Because the bank loans nearly alla his money out.
They way you describe the system, 90% of his money isn't even in the vault, remember? It's loaned out.
If your system, 100% of his money is loaned out and 800% more. Which is more dangerous?
Oh, and that FDIC guarantee? Where does that money come from, hmmmm?
You're joking, right?
Nope. ALL of his cash is in my vault. I've loaned out 10X as much in checks and bookkeeping entries in my records.
When he comes for cash, I go to the vault, and give it to him. Then I scramble like hell to replace it to maintain my reserve requirements.
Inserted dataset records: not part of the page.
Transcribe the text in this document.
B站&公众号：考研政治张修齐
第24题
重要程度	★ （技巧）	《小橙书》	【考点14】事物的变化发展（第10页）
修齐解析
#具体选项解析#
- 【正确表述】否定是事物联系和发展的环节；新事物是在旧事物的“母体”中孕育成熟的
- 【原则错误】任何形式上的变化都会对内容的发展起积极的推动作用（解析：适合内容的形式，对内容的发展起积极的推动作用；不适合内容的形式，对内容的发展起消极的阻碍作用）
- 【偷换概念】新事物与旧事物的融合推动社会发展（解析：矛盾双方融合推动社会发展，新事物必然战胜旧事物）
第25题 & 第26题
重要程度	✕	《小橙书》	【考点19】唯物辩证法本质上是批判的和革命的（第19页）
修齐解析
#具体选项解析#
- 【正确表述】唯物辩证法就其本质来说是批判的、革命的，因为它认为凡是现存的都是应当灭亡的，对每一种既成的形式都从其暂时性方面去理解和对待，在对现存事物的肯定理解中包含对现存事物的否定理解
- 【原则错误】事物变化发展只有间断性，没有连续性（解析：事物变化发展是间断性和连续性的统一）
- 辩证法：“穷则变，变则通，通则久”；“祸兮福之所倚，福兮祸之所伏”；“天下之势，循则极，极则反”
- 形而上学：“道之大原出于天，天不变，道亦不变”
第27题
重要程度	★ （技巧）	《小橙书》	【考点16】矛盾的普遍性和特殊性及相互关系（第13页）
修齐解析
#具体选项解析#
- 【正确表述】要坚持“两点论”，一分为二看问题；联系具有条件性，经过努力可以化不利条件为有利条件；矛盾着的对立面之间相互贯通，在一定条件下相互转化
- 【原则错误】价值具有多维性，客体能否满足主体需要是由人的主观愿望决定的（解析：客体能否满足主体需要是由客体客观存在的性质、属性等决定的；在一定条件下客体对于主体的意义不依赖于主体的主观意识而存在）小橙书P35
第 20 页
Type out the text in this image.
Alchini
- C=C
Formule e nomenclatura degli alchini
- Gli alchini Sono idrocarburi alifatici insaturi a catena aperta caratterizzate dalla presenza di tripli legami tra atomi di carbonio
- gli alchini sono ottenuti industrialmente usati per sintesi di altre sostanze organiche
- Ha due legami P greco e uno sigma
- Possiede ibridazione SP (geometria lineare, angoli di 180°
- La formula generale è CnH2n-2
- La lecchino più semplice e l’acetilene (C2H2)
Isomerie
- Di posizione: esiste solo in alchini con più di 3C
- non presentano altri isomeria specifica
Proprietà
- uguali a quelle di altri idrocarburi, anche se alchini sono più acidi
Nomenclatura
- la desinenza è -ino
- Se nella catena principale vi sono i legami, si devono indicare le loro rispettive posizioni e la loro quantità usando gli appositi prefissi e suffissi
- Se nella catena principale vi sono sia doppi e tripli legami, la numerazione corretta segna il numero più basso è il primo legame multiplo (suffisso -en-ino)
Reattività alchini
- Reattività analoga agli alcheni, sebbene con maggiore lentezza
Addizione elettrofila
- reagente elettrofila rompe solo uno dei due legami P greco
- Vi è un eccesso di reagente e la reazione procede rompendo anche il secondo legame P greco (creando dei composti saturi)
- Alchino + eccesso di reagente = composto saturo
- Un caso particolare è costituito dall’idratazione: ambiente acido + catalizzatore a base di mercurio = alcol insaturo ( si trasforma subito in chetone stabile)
I might even have to pay the Fed Funds rate to borrow enough until I can attract more deposits.
YOU on the other hand have a REAL PROBLEM.
In your bank, when he comes for his money, you only have 10¢ on every dollar he deposited in your vault. It takes him all of 20 minutes to tell everyone he knows that they'd better get down to the bank RIGHT NOW and get what little they can before it folds! They're outa money!!! I could only get a dime onna dollar!!!!
Panic is a terrible thing, It makes people say If, when they mean In, and 800% when they mean 900%, as in your post...
Nope. Some of it is from the insurance premiums the banks pay. Under normal circumstances that's plenty to cover the occasional folding of the Last National Bank of Podunk and its ilk.
In a major crash, guess what? The taxpayers are on the hook!